Electric Fish at Dusk
The padel court hummed with that particular Friday evening energy — thwack of rubber balls against glass, the collective groan when someone missed an easy shot. Elena watched from the sidelines, nursing her gin and tonic, thinking how she'd ended up here again. Thirty-six and still letting Marcus drag her to couples' activities like their relationship depended on shared hobbies, when really it was drowning in the silence between them.
A storm had been threatening all afternoon. The sky behind the clubhouse was bruising purple, beautiful in its menace. Elena felt a strange kinship with it — all that built-up pressure, waiting to release.
"You're not even watching," Marcus said afterward, in the car. Rain hammered the roof now, relentless and almost comforting in its violence. "You're somewhere else. You're always somewhere else these days."
"I'm tired, Marcus."
"Of me?"
She didn't answer. The air between them felt charged, heavy with all the things they'd stopped saying. Somewhere in the distance, lightning cracked the sky open, sudden and blinding, illuminating the outline of his face — tired, disappointed, the man she'd loved for seven years becoming someone she barely recognized.
They'd bought the goldfish on their first anniversary. A carnival prize that had lived far longer than expected, swimming in its bowl on the bedside table, witnessing everything: their fights, their sex, their slow drift apart.
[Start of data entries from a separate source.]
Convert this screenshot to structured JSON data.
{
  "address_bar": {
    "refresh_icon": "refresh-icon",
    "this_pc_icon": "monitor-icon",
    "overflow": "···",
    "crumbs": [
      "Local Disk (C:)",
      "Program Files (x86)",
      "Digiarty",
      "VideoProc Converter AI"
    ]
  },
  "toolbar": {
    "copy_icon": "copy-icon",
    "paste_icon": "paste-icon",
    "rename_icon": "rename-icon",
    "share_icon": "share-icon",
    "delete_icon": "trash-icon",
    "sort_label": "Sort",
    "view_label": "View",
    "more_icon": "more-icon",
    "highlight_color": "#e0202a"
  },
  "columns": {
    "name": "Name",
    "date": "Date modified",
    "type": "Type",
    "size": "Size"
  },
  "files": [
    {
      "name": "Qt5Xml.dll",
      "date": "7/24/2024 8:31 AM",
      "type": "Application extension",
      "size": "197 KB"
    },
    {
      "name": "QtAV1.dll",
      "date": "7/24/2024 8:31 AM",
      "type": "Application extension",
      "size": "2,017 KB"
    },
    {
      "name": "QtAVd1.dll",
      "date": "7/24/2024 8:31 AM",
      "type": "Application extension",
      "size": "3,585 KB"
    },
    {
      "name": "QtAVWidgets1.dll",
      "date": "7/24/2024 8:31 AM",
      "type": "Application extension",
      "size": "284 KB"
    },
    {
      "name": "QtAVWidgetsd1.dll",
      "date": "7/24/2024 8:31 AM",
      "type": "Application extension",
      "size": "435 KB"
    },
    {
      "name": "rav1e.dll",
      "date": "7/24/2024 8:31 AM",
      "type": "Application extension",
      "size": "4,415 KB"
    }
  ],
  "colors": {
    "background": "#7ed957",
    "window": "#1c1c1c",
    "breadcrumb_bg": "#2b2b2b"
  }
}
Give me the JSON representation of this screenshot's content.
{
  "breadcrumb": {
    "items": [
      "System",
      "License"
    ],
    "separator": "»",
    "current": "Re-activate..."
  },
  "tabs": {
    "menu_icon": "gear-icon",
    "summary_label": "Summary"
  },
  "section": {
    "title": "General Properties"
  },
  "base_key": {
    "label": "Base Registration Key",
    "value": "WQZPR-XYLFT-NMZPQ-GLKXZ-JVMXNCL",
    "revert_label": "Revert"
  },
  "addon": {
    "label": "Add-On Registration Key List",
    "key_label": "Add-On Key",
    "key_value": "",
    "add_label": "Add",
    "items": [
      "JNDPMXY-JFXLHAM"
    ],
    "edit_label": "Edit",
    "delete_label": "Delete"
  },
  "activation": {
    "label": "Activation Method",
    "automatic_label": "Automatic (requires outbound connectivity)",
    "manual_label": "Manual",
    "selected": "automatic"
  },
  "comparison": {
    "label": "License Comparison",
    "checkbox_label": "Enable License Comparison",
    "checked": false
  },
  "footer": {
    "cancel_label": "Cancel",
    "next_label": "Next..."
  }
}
She'd found it floating that morning — scales dull like old pennies, mouth opening and closing in that terrible final gasp.
She hadn't told him yet. It felt symbolic somehow.
The cable box flickered when they got home, the storm interfering with the signal. The television sputtered, casting them in intermittent blue light.
"The fish is dead," she said.
Marcus stared at her. The TV went dark completely. Outside, water gushed from the gutters, overflowing onto the driveway.
"Okay," he said quietly. "Okay."
And then they were in each other's arms, not making love but something messier — crying into each other's shoulders, the dam finally breaking. Seven years of unsaid words pouring out like water through a broken seal, while thunder shook the house and the dead fish watched from its bowl, mute witness to the beginning of whatever came next.